Au Yémen, un accord entre gouvernement et séparatistes tarde à être appliqué
Le gouvernement yéménite et les séparatistes sudistes ont échoué à former un gouvernement dans le délai prévu par un accord signé en novembre et qui avait suscité l'espoir de contribuer plus largement à la résolution du conflit avec les rebelles.
Le conflit, qui a fait des dizaines de milliers de morts et conduit à la pire crise humanitaire dans le monde selon l'ONU, a été déclenché en 2014 lorsque le gouvernement a été chassé de la capitale Sanaa par les rebelles Houthis, provoquant une intervention d'une coalition militaire dirigée par Ryad.
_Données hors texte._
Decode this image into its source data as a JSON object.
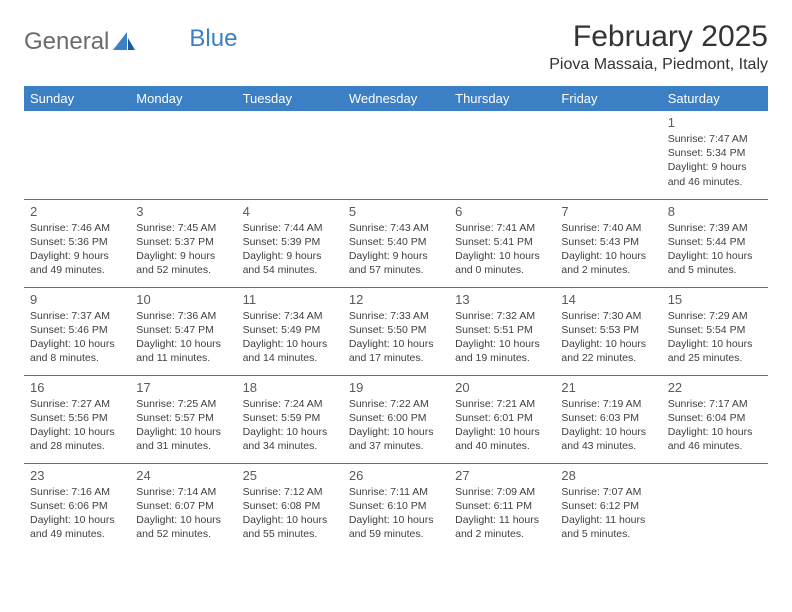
{
  "logo": {
    "text1": "General",
    "text2": "Blue"
  },
  "title": "February 2025",
  "location": "Piova Massaia, Piedmont, Italy",
  "colors": {
    "header_bg": "#3b7fc4",
    "header_text": "#ffffff",
    "border": "#6b6b6b",
    "daynum": "#5a5a5a",
    "text": "#404040"
  },
  "weekdays": [
    "Sunday",
    "Monday",
    "Tuesday",
    "Wednesday",
    "Thursday",
    "Friday",
    "Saturday"
  ],
  "weeks": [
    [
      null,
      null,
      null,
      null,
      null,
      null,
      {
        "n": "1",
        "sunrise": "Sunrise: 7:47 AM",
        "sunset": "Sunset: 5:34 PM",
        "daylight": "Daylight: 9 hours and 46 minutes."
      }
    ],
    [
      {
        "n": "2",
        "sunrise": "Sunrise: 7:46 AM",
        "sunset": "Sunset: 5:36 PM",
        "daylight": "Daylight: 9 hours and 49 minutes."
      },
      {
        "n": "3",
        "sunrise": "Sunrise: 7:45 AM",
        "sunset": "Sunset: 5:37 PM",
        "daylight": "Daylight: 9 hours and 52 minutes."
      },
      {
        "n": "4",
        "sunrise": "Sunrise: 7:44 AM",
        "sunset": "Sunset: 5:39 PM",
        "daylight": "Daylight: 9 hours and 54 minutes."
      },
      {
        "n": "5",
        "sunrise": "Sunrise: 7:43 AM",
        "sunset": "Sunset: 5:40 PM",
        "daylight": "Daylight: 9 hours and 57 minutes."
      },
      {
        "n": "6",
        "sunrise": "Sunrise: 7:41 AM",
        "sunset": "Sunset: 5:41 PM",
        "daylight": "Daylight: 10 hours and 0 minutes."
      },
      {
        "n": "7",
        "sunrise": "Sunrise: 7:40 AM",
        "sunset": "Sunset: 5:43 PM",
        "daylight": "Daylight: 10 hours and 2 minutes."
      },
      {
        "n": "8",
        "sunrise": "Sunrise: 7:39 AM",
        "sunset": "Sunset: 5:44 PM",
        "daylight": "Daylight: 10 hours and 5 minutes."
      }
    ],
    [
      {
        "n": "9",
        "sunrise": "Sunrise: 7:37 AM",
        "sunset": "Sunset: 5:46 PM",
        "daylight": "Daylight: 10 hours and 8 minutes."
      },
      {
        "n": "10",
        "sunrise": "Sunrise: 7:36 AM",
        "sunset": "Sunset: 5:47 PM",
        "daylight": "Daylight: 10 hours and 11 minutes."
      },
      {
        "n": "11",
        "sunrise": "Sunrise: 7:34 AM",
        "sunset": "Sunset: 5:49 PM",
        "daylight": "Daylight: 10 hours and 14 minutes."
      },
      {
        "n": "12",
        "sunrise": "Sunrise: 7:33 AM",
        "sunset": "Sunset: 5:50 PM",
        "daylight": "Daylight: 10 hours and 17 minutes."
      },
      {
        "n": "13",
        "sunrise": "Sunrise: 7:32 AM",
        "sunset": "Sunset: 5:51 PM",
        "daylight": "Daylight: 10 hours and 19 minutes."
      },
      {
        "n": "14",
        "sunrise": "Sunrise: 7:30 AM",
        "sunset": "Sunset: 5:53 PM",
        "daylight": "Daylight: 10 hours and 22 minutes."
      },
      {
        "n": "15",
        "sunrise": "Sunrise: 7:29 AM",
        "sunset": "Sunset: 5:54 PM",
        "daylight": "Daylight: 10 hours and 25 minutes."
      }
    ],
    [
      {
        "n": "16",
        "sunrise": "Sunrise: 7:27 AM",
        "sunset": "Sunset: 5:56 PM",
        "daylight": "Daylight: 10 hours and 28 minutes."
      },
      {
        "n": "17",
        "sunrise": "Sunrise: 7:25 AM",
        "sunset": "Sunset: 5:57 PM",
        "daylight": "Daylight: 10 hours and 31 minutes."
      },
      {
        "n": "18",
        "sunrise": "Sunrise: 7:24 AM",
        "sunset": "Sunset: 5:59 PM",
        "daylight": "Daylight: 10 hours and 34 minutes."
      },
      {
        "n": "19",
        "sunrise": "Sunrise: 7:22 AM",
        "sunset": "Sunset: 6:00 PM",
        "daylight": "Daylight: 10 hours and 37 minutes."
      },
      {
        "n": "20",
        "sunrise": "Sunrise: 7:21 AM",
        "sunset": "Sunset: 6:01 PM",
        "daylight": "Daylight: 10 hours and 40 minutes."
      },
      {
        "n": "21",
        "sunrise": "Sunrise: 7:19 AM",
        "sunset": "Sunset: 6:03 PM",
        "daylight": "Daylight: 10 hours and 43 minutes."
      },
      {
        "n": "22",
        "sunrise": "Sunrise: 7:17 AM",
        "sunset": "Sunset: 6:04 PM",
        "daylight": "Daylight: 10 hours and 46 minutes."
      }
    ],
    [
      {
        "n": "23",
        "sunrise": "Sunrise: 7:16 AM",
        "sunset": "Sunset: 6:06 PM",
        "daylight": "Daylight: 10 hours and 49 minutes."
      },
      {
        "n": "24",
        "sunrise": "Sunrise: 7:14 AM",
        "sunset": "Sunset: 6:07 PM",
        "daylight": "Daylight: 10 hours and 52 minutes."
      },
      {
        "n": "25",
        "sunrise": "Sunrise: 7:12 AM",
        "sunset": "Sunset: 6:08 PM",
        "daylight": "Daylight: 10 hours and 55 minutes."
      },
      {
        "n": "26",
        "sunrise": "Sunrise: 7:11 AM",
        "sunset": "Sunset: 6:10 PM",
        "daylight": "Daylight: 10 hours and 59 minutes."
      },
      {
        "n": "27",
        "sunrise": "Sunrise: 7:09 AM",
        "sunset": "Sunset: 6:11 PM",
        "daylight": "Daylight: 11 hours and 2 minutes."
      },
      {
        "n": "28",
        "sunrise": "Sunrise: 7:07 AM",
        "sunset": "Sunset: 6:12 PM",
        "daylight": "Daylight: 11 hours and 5 minutes."
      },
      null
    ]
  ]
}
En août, des combats ont éclaté sur un autre front, lorsque les séparatistes sudistes se sont emparés de la grande ville du Sud, Aden, qui faisait office de nouvelle capitale pour le gouvernement.
Les liens étroits entre les forces séparatistes et les Emirats arabes unis -- un allié clé des Saoudiens au sein de la coalition militaire venue en aide au gouvernement face aux rebelles-- ont par ailleurs provoqué des tensions au sein de la coalition.
Pour mettre fin à cette "guerre dans la guerre", l'Arabie saoudite est parvenue à décrocher le 5 novembre un accord entre le gouvernement et le Conseil de transition du Sud (STC).
L'accord prévoyait le retour du gouvernement à Aden, où sont revenus le Premier ministre Maïn Saïd et plusieurs ministres le 18 novembre.
Mais une autre disposition de l'accord, portant sur la création sous 30 jours d'un gouvernement composé de 24 membres et intégrant des ministres issus du STC, ne s'est pas concrétisée, tout comme l'intégration des forces séparatistes au sein d'un commandement central.
"Il n'est pas surprenant de voir les délais dépassés", estime Elisabeth Kendall, spécialiste du Yémen à l'Université d'Oxford, pour qui le calendrier prévu par l'accord était "très ambitieux".
"La question la plus importante est: est-ce que la traduction dans les faits des engagements est juste retardée, ou est-ce que ces engagements sont-ils juste impossibles à tenir?", s'interroge-t-elle.
- "Progrès significatifs" -
Chaque partie s'accuse de violer l'accord, notamment en ce qui concerne la formation d'un nouveau gouvernement.
Jeudi, le porte-parole du STC Nizar Haitham a affirmé que le gouvernement "s'écartait" de l'accord et déployait ses troupes dans le sud du Yémen, ce que l'intéressé a démenti.
Un autre responsable séparatiste a toutefois évoqué récemment des "progrès significatifs" dans la mise en oeuvre de dispositifs sécuritaires et militaires.
"La semaine prochaine, nous commencerons à appliquer ce qui a été convenu", a indiqué à l'AFP cette source, sans donner davantage de détails.
Le porte-parole du gouvernement Rajih Badi a lui reporté la faute sur les séparatistes, assurant à l'AFP que les manoeuvres militaires des forces loyalistes dans le sud étaient conformes à l'accord.
Si les tensions dans le sud ont diminué, le calme reste précaire, met en garde Mme Kendall.
"Il s'agit d'un exemple classique d'un accord facile à signer mais presque impossible à mettre en oeuvre", estime-t-elle.
Pour Neil Partrick, expert du Golfe, l'application de l'accord "repose, en premier lieu, sur la sincérité de groupes yéménites très différents à vouloir, et à être capable, de partager le pouvoir à Aden".
"Il est extrêmement ambitieux d'espérer qu'un accord de partage du pouvoir tienne de manière significative à Aden", dit-il à l'AFP.
Au moment de la signature de l'accord, l'émissaire de l'ONU au Yémen, Martin Griffiths, avait salué "une étape importante" pour les efforts "en vue d'un règlement pacifique du conflit au Yémen".
Or l'absence de progrès sur le terrain depuis un mois apparaît comme un revers pour ceux qui tentent de mettre un terme à la guerre.
Sans compter qu'elle provoque la déception à Aden, selon Mohammed Bawzeer, un habitant.
"Les délais ont expiré, et il n'y a pas de changement sur le terrain", déplore-t-il. "Nous voyons juste les choses s'empirer".